Last updated: April 4th, 2023
The terrain of St. John is mostly mountainous, and between the mountains are valleys. When it rains, water seeking its lowest level flows and seeps down the hillsides of the valleys and makes its way down toward the sea. In the Virgin Islands, these rain-collecting temporary valley streams are called guts.
When it rains hard, water rushes down the guts taking with it soil and sediment that have collected during dry periods. The bottoms of the guts are left as bare rocks. Along the edges of the guts, plant life grows profusely due to the abundance of water available to them. These gut environments are usually tropical and jungle-like.
Some of the most accessible and beautiful guts are in the Fish Bay area. Most often hiked are the Fish Bay and Battery Guts, which come together at an elevation of about 200 feet in the Fish Bay Valley.
These are difficult and challenging hikes and should only be undertaken by those with good fitness levels and who possess knowledge of rock scrambling techniques. It’s extremely important to exercise the utmost caution. The rocks may be slippery, and the ways out of the gut and back to civilization are limited. Do not attempt this (or any) hike alone!
The Fish Bay and Battery Guts, along with the Living Gut in Reef Bay and the Guinea Gut, are the only south-side guts that have some degree of permanent water. Pools and waterfalls along the gut provide homes for several species of freshwater fish, crabs, and crayfish.
The gut environment is dynamic. It can change considerably depending on the amount of rainfall and the time of year. The hike along these natural pathways will, therefore, vary in difficulty. You will need to be creative at times to find the best way around obstacles such as waterfalls, pools, fallen trees, thorny vines, and unfriendly plants.
The Fish Bay Gut can best be accessed from Fish Bay Road on either side of the bridge that crosses the gut.
In this low-lying area, the gut can be crowded with thick vegetation, but getting through is not as difficult as it looks.

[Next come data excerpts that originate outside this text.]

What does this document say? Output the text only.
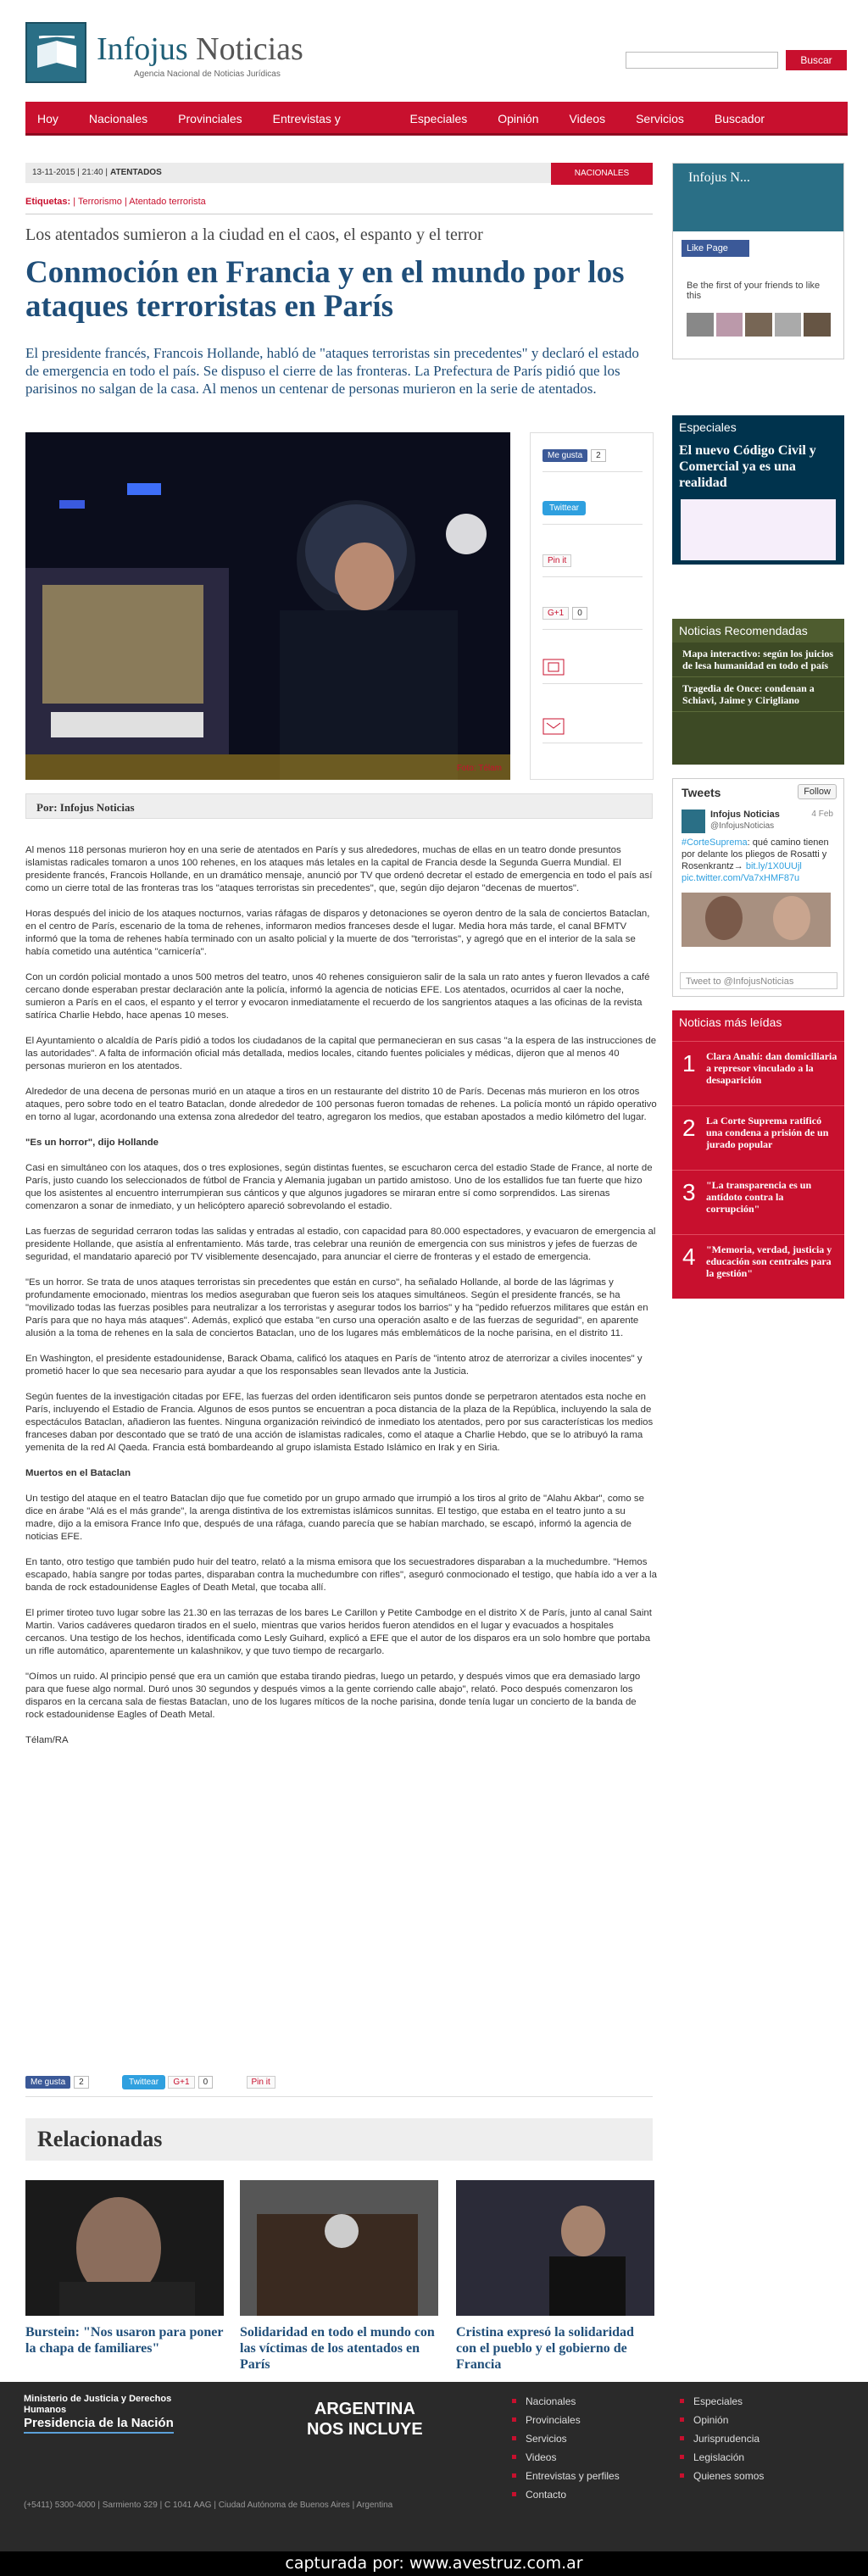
Infojus Noticias
Agencia Nacional de Noticias Jurídicas
Buscar
Hoy	Nacionales	Provinciales	Entrevistas y perfiles
Especiales	Opinión	Videos	Servicios	Buscador Avanzado
13-11-2015 | 21:40 | ATENTADOS	NACIONALES
Etiquetas: | Terrorismo | Atentado terrorista
Los atentados sumieron a la ciudad en el caos, el espanto y el terror
Conmoción en Francia y en el mundo por los ataques terroristas en París
El presidente francés, Francois Hollande, habló de "ataques terroristas sin precedentes" y declaró el estado de emergencia en todo el país. Se dispuso el cierre de las fronteras. La Prefectura de París pidió que los parisinos no salgan de la casa. Al menos un centenar de personas murieron en la serie de atentados.
Foto: Télam
Me gusta 2
Twittear
Pin it
G+1 0
Por: Infojus Noticias

Al menos 118 personas murieron hoy en una serie de atentados en París y sus alrededores, muchas de ellas en un teatro donde presuntos islamistas radicales tomaron a unos 100 rehenes, en los ataques más letales en la capital de Francia desde la Segunda Guerra Mundial. El presidente francés, Francois Hollande, en un dramático mensaje, anunció por TV que ordenó decretar el estado de emergencia en todo el país así como un cierre total de las fronteras tras los "ataques terroristas sin precedentes", que, según dijo dejaron "decenas de muertos".

Horas después del inicio de los ataques nocturnos, varias ráfagas de disparos y detonaciones se oyeron dentro de la sala de conciertos Bataclan, en el centro de París, escenario de la toma de rehenes, informaron medios franceses desde el lugar. Media hora más tarde, el canal BFMTV informó que la toma de rehenes había terminado con un asalto policial y la muerte de dos "terroristas", y agregó que en el interior de la sala se había cometido una auténtica "carnicería".

Con un cordón policial montado a unos 500 metros del teatro, unos 40 rehenes consiguieron salir de la sala un rato antes y fueron llevados a café cercano donde esperaban prestar declaración ante la policía, informó la agencia de noticias EFE. Los atentados, ocurridos al caer la noche, sumieron a París en el caos, el espanto y el terror y evocaron inmediatamente el recuerdo de los sangrientos ataques a las oficinas de la revista satírica Charlie Hebdo, hace apenas 10 meses.

El Ayuntamiento o alcaldía de París pidió a todos los ciudadanos de la capital que permanecieran en sus casas "a la espera de las instrucciones de las autoridades". A falta de información oficial más detallada, medios locales, citando fuentes policiales y médicas, dijeron que al menos 40 personas murieron en los atentados.

Alrededor de una decena de personas murió en un ataque a tiros en un restaurante del distrito 10 de París. Decenas más murieron en los otros ataques, pero sobre todo en el teatro Bataclan, donde alrededor de 100 personas fueron tomadas de rehenes. La policía montó un rápido operativo en torno al lugar, acordonando una extensa zona alrededor del teatro, agregaron los medios, que estaban apostados a medio kilómetro del lugar.

"Es un horror", dijo Hollande

Casi en simultáneo con los ataques, dos o tres explosiones, según distintas fuentes, se escucharon cerca del estadio Stade de France, al norte de París, justo cuando los seleccionados de fútbol de Francia y Alemania jugaban un partido amistoso. Uno de los estallidos fue tan fuerte que hizo que los asistentes al encuentro interrumpieran sus cánticos y que algunos jugadores se miraran entre sí como sorprendidos. Las sirenas comenzaron a sonar de inmediato, y un helicóptero apareció sobrevolando el estadio.

Las fuerzas de seguridad cerraron todas las salidas y entradas al estadio, con capacidad para 80.000 espectadores, y evacuaron de emergencia al presidente Hollande, que asistía al enfrentamiento. Más tarde, tras celebrar una reunión de emergencia con sus ministros y jefes de fuerzas de seguridad, el mandatario apareció por TV visiblemente desencajado, para anunciar el cierre de fronteras y el estado de emergencia.

"Es un horror. Se trata de unos ataques terroristas sin precedentes que están en curso", ha señalado Hollande, al borde de las lágrimas y profundamente emocionado, mientras los medios aseguraban que fueron seis los ataques simultáneos. Según el presidente francés, se ha "movilizado todas las fuerzas posibles para neutralizar a los terroristas y asegurar todos los barrios" y ha "pedido refuerzos militares que están en París para que no haya más ataques". Además, explicó que estaba "en curso una operación asalto e de las fuerzas de seguridad", en aparente alusión a la toma de rehenes en la sala de conciertos Bataclan, uno de los lugares más emblemáticos de la noche parisina, en el distrito 11.

En Washington, el presidente estadounidense, Barack Obama, calificó los ataques en París de "intento atroz de aterrorizar a civiles inocentes" y prometió hacer lo que sea necesario para ayudar a que los responsables sean llevados ante la Justicia.

Según fuentes de la investigación citadas por EFE, las fuerzas del orden identificaron seis puntos donde se perpetraron atentados esta noche en París, incluyendo el Estadio de Francia. Algunos de esos puntos se encuentran a poca distancia de la plaza de la República, incluyendo la sala de espectáculos Bataclan, añadieron las fuentes. Ninguna organización reivindicó de inmediato los atentados, pero por sus características los medios franceses daban por descontado que se trató de una acción de islamistas radicales, como el ataque a Charlie Hebdo, que se lo atribuyó la rama yemenita de la red Al Qaeda. Francia está bombardeando al grupo islamista Estado Islámico en Irak y en Siria.

Muertos en el Bataclan

Un testigo del ataque en el teatro Bataclan dijo que fue cometido por un grupo armado que irrumpió a los tiros al grito de "Alahu Akbar", como se dice en árabe "Alá es el más grande", la arenga distintiva de los extremistas islámicos sunnitas. El testigo, que estaba en el teatro junto a su madre, dijo a la emisora France Info que, después de una ráfaga, cuando parecía que se habían marchado, se escapó, informó la agencia de noticias EFE.

En tanto, otro testigo que también pudo huir del teatro, relató a la misma emisora que los secuestradores disparaban a la muchedumbre. "Hemos escapado, había sangre por todas partes, disparaban contra la muchedumbre con rifles", aseguró conmocionado el testigo, que había ido a ver a la banda de rock estadounidense Eagles of Death Metal, que tocaba allí.

El primer tiroteo tuvo lugar sobre las 21.30 en las terrazas de los bares Le Carillon y Petite Cambodge en el distrito X de París, junto al canal Saint Martin. Varios cadáveres quedaron tirados en el suelo, mientras que varios heridos fueron atendidos en el lugar y evacuados a hospitales cercanos. Una testigo de los hechos, identificada como Lesly Guihard, explicó a EFE que el autor de los disparos era un solo hombre que portaba un rifle automático, aparentemente un kalashnikov, y que tuvo tiempo de recargarlo.

"Oímos un ruido. Al principio pensé que era un camión que estaba tirando piedras, luego un petardo, y después vimos que era demasiado largo para que fuese algo normal. Duró unos 30 segundos y después vimos a la gente corriendo calle abajo", relató. Poco después comenzaron los disparos en la cercana sala de fiestas Bataclan, uno de los lugares míticos de la noche parisina, donde tenía lugar un concierto de la banda de rock estadounidense Eagles of Death Metal.

Télam/RA

Me gusta 2	Twittear G+1 0	Pin it
Relacionadas
Burstein: "Nos usaron para poner la chapa de familiares"
Solidaridad en todo el mundo con las víctimas de los atentados en París
Cristina expresó la solidaridad con el pueblo y el gobierno de Francia
Infojus N...
Like Page
Be the first of your friends to like this
Especiales
El nuevo Código Civil y Comercial ya es una realidad
Noticias Recomendadas
Mapa interactivo: según los juicios de lesa humanidad en todo el país
Tragedia de Once: condenan a Schiavi, Jaime y Cirigliano
Tweets	Follow
Infojus Noticias
@InfojusNoticias
4 Feb
#CorteSuprema: qué camino tienen por delante los pliegos de Rosatti y Rosenkrantz→ bit.ly/1X0UUjl pic.twitter.com/Va7xHMF87u
Tweet to @InfojusNoticias
Noticias más leídas
1 Clara Anahí: dan domiciliaria a represor vinculado a la desaparición
2 La Corte Suprema ratificó una condena a prisión de un jurado popular
3 "La transparencia es un antídoto contra la corrupción"
4 "Memoria, verdad, justicia y educación son centrales para la gestión"
Ministerio de Justicia y Derechos Humanos
Presidencia de la Nación
ARGENTINA
NOS INCLUYE
(+5411) 5300-4000 | Sarmiento 329 | C 1041 AAG | Ciudad Autónoma de Buenos Aires | Argentina
Nacionales
Provinciales
Servicios
Videos
Entrevistas y perfiles
Contacto
Especiales
Opinión
Jurisprudencia
Legislación
Quienes somos
capturada por: www.avestruz.com.ar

Be prepared to get wet, especially in the early morning when there is a lot of dew on the grass or after a night of showers. As the elevation begins to increase, there is less vegetation in the gut, and the going is easier.

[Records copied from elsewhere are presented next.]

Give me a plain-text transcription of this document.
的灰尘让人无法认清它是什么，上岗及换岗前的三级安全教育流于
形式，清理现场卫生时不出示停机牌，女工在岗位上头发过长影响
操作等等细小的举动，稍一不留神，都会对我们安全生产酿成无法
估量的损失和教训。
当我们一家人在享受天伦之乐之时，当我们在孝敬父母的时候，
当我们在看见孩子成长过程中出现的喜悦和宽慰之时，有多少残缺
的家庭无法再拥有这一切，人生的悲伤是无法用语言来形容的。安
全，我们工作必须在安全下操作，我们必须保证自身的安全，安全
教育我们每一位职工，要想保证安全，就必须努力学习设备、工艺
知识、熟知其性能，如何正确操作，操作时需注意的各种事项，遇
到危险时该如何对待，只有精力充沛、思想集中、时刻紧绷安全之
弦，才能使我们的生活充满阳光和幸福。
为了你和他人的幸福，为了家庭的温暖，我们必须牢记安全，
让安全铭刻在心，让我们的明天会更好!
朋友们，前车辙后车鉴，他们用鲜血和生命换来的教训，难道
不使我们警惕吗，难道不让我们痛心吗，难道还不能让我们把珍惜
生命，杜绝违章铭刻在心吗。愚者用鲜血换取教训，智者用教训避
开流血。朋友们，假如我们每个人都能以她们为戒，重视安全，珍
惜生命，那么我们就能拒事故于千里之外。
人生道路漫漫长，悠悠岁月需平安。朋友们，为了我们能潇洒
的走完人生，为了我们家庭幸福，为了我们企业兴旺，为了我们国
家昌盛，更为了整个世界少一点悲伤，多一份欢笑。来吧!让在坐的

The tall trees along the sides of the gut filter the sunlight and create an exciting tropical atmosphere. Watch for orchids growing in the nooks and crannies of trees and rocks. You will find bright green moss, lush tropical ferns, and an assortment of flowering trees and other plants.
The freshwater pools contain fish whose eggs can lie dormant for years at a time when the pools dry up. They will hatch when there is sufficient rainfall to support life in the pool.
Also, look for freshwater crabs, which scurry for shelter when they see you approach, and crayfish that look like little Maine lobsters. Colorful dragonflies often hover above the pools. Here, the forest is alive with the buzzing of bees and the songs of birds attracted to the water in the pools.
After about a quarter mile, you will come to the intersection of Fish Bay and Battery Guts. The Battery Gut is the western (left) fork and continues up alongside the Gift Hill Valley, where it begins in the vicinity of Neptune Richard’s Laundromat. On the way, it passes the Pine Peace School, where there is an exit trail.
About 0.1 mile from the gut intersection is a 70-foot-high waterfall. There are freshwater pools on the top and bottom of the cliff. The base of this waterfall is a wonderful place to stop and relax for a while before the return trip down the gut.
Experienced rock climbers, however, can climb this steep rock face, which offers a variety of hand and foot holds. Above the waterfall, the gut becomes more overgrown. There is access from the Battery Gut to Gift Hill Road next to the Pine Peace School. This narrow trail will be on your left as you ascend the gut.
During the slave rebellion of 1733, the Free Negro Corps led by Mingo Tamarin pursued a party of rebellious slaves down the gut from Beverhoudtsberg Plantation, where a battle, which was then called a batterie, was fought at the bottom of the high waterfall. The Battery Gut was named after this battle.
At the intersection of the two guts, the eastern (right) branch is the Fish Bay Gut, which leads to Centerline Road, running for a time alongside the old L’Esperance Road. There are several opportunities along the way to access the L’Esperance Road before climbing through the increasingly thick underbrush as you approach the upper levels of the valley and Centerline Road. The rarely traveled L’Esperance Road can provide much easier access to Centerline Road and civilization.
The Fish Bay Gut has several freshwater pools as well as a beautiful waterfall that descends much more gradually than the Battery Gut waterfall. Be extremely careful climbing the waterfall because the rocks can be very slippery.